There has been a great deal of criticism of Boston Police Department's relationship with the FBI. Former Police Commissioner Ed Davis criticized the FBI for not sharing information about an investigation into Tamerlan Tsarnaev. Commissioner Evans says that department has improved communication techniques since the bombing.
"We've gotten very good at sharing information," he says. "We have our Boston Regional Intelligence unit everyday that brings in a lot of our partners, and we have the Joint Terrorism Task Force. In this particular case, I know there's a lot of controversy about whether the FBI could have shared that information better. I know Commissioner Davis was dealing with that issue, but we had no intelligence going into that day that there was any threat to that race. I think if we did, there would have been a whole different game plan."

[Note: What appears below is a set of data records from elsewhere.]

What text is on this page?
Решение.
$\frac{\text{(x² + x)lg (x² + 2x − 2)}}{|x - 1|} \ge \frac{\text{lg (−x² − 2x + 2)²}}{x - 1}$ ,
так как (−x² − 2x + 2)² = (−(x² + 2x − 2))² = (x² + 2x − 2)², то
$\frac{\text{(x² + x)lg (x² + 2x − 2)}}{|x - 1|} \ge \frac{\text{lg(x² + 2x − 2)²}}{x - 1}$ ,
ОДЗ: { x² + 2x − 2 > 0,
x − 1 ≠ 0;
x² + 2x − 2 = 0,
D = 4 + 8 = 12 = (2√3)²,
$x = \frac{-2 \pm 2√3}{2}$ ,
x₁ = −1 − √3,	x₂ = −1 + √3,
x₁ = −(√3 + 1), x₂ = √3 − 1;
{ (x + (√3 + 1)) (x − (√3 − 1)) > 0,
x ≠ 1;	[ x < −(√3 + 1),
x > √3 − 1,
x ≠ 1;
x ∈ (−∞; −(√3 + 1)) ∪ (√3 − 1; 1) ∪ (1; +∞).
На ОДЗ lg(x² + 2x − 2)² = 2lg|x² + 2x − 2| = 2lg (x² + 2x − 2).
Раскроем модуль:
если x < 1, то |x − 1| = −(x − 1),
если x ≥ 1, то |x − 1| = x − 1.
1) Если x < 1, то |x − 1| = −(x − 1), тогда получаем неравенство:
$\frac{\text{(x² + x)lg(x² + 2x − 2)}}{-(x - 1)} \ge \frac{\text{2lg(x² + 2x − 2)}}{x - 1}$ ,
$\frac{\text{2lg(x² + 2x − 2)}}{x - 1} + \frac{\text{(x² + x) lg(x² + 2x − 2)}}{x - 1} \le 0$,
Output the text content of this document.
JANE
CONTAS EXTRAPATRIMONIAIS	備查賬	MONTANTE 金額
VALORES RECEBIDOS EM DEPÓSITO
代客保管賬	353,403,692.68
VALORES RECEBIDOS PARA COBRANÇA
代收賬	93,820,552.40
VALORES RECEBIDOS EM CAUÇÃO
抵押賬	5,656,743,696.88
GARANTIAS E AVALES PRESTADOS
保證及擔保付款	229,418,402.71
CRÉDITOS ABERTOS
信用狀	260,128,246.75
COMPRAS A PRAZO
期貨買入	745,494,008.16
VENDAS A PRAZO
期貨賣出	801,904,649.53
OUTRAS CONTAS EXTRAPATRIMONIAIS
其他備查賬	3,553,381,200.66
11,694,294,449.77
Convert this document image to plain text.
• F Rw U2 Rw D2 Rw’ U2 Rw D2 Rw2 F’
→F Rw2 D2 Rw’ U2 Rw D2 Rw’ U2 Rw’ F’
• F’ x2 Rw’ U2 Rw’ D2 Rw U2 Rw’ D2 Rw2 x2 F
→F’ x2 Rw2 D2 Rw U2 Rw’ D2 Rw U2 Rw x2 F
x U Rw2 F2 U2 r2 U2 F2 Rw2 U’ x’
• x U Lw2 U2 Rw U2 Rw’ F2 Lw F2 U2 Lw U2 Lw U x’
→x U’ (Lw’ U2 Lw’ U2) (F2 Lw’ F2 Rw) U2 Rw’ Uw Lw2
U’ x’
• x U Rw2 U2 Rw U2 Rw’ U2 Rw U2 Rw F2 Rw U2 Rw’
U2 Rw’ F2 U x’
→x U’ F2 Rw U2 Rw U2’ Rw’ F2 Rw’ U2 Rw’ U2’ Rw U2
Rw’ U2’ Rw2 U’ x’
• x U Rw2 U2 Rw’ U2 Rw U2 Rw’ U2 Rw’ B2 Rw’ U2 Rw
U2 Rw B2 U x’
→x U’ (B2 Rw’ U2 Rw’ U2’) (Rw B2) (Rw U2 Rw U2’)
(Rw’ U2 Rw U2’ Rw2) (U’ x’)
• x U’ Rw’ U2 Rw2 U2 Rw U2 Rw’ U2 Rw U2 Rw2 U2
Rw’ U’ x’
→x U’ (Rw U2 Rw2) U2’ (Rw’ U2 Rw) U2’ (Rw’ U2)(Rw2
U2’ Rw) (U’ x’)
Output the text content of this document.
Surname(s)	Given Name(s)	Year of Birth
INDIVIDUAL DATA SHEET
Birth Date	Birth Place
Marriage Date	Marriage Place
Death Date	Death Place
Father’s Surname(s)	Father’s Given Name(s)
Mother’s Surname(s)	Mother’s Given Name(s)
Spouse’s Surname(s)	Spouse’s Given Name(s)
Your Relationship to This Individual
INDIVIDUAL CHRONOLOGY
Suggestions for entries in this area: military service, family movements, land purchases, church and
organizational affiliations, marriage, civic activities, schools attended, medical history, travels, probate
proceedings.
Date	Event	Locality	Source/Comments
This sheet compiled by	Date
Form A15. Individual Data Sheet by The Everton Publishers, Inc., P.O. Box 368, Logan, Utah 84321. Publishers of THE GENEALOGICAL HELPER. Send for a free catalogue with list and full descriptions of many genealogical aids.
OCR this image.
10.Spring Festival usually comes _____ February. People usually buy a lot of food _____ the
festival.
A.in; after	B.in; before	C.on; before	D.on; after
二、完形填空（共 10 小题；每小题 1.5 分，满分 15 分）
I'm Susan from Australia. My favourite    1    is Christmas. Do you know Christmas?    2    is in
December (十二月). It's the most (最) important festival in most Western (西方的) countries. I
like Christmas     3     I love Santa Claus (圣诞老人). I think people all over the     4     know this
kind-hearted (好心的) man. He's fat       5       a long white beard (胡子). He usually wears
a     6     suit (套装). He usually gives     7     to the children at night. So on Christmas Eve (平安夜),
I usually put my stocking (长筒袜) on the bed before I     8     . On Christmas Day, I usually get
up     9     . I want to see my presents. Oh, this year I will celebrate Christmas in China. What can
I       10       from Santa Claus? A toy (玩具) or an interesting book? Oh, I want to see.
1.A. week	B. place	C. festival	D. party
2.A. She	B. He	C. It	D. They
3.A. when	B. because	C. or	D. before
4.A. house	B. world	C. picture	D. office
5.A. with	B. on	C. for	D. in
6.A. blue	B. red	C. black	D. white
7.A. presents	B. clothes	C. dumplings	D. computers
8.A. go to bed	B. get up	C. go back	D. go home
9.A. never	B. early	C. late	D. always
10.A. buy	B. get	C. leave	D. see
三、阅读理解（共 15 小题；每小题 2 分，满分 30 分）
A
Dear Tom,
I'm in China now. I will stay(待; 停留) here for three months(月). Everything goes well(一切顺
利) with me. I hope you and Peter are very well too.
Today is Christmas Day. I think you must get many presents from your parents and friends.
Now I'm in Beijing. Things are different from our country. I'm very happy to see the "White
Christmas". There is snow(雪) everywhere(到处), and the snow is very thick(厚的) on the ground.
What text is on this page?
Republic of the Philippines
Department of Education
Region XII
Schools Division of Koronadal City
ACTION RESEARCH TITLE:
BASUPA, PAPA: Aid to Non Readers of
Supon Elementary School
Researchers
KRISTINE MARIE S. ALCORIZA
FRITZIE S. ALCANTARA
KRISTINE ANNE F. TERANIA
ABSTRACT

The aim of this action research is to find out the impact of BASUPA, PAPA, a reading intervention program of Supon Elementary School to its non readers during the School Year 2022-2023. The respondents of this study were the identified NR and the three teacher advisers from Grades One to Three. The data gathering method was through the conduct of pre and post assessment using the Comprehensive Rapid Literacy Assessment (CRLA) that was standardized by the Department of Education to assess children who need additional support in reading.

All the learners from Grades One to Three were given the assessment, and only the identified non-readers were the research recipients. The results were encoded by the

A year later, Commissioner Evans says there are daily intelligence calls with the FBI. On April 21st as 36,000 runners gear up for the 2014 marathon, Commissioner Evans says the city expects the race to go on safely and as planned.
"We expect this to be a super day—the day it's always been, " he says. "The Boston Marathon—the most premiere marathon in the world—we want to return it to what it's always been."
Throughout the city and along the race route, undercover and uniform Boston Police Department officers will be stationed to ensure the security of racers, city residents, and visitors. While there will be a large police presence, Commissioner Evans says he also wants to make everyone feel comfortable.
"I don't want Copley Square and the Boston area to look like an armed camp, so we're going to try to low key all our assets so people don't feel like it's a police state," he says. "I don't want them to look up and see policemen on top of buildings with rifles. I don't want those long guns out. That's the presence we're going to have—we're going to be all over the place, on everything, but not to the point that people should fear us."
Though the commissioner will break with tradition and sit this race out to watch from the sidelines, he says he wants to reassure everyone in attendance that the race will be very secure.
"All I can do is reassure them that we have a great plan, we have eyes and ears on our whole route in Boston," says the commissioner. "They should have nothing to be afraid about."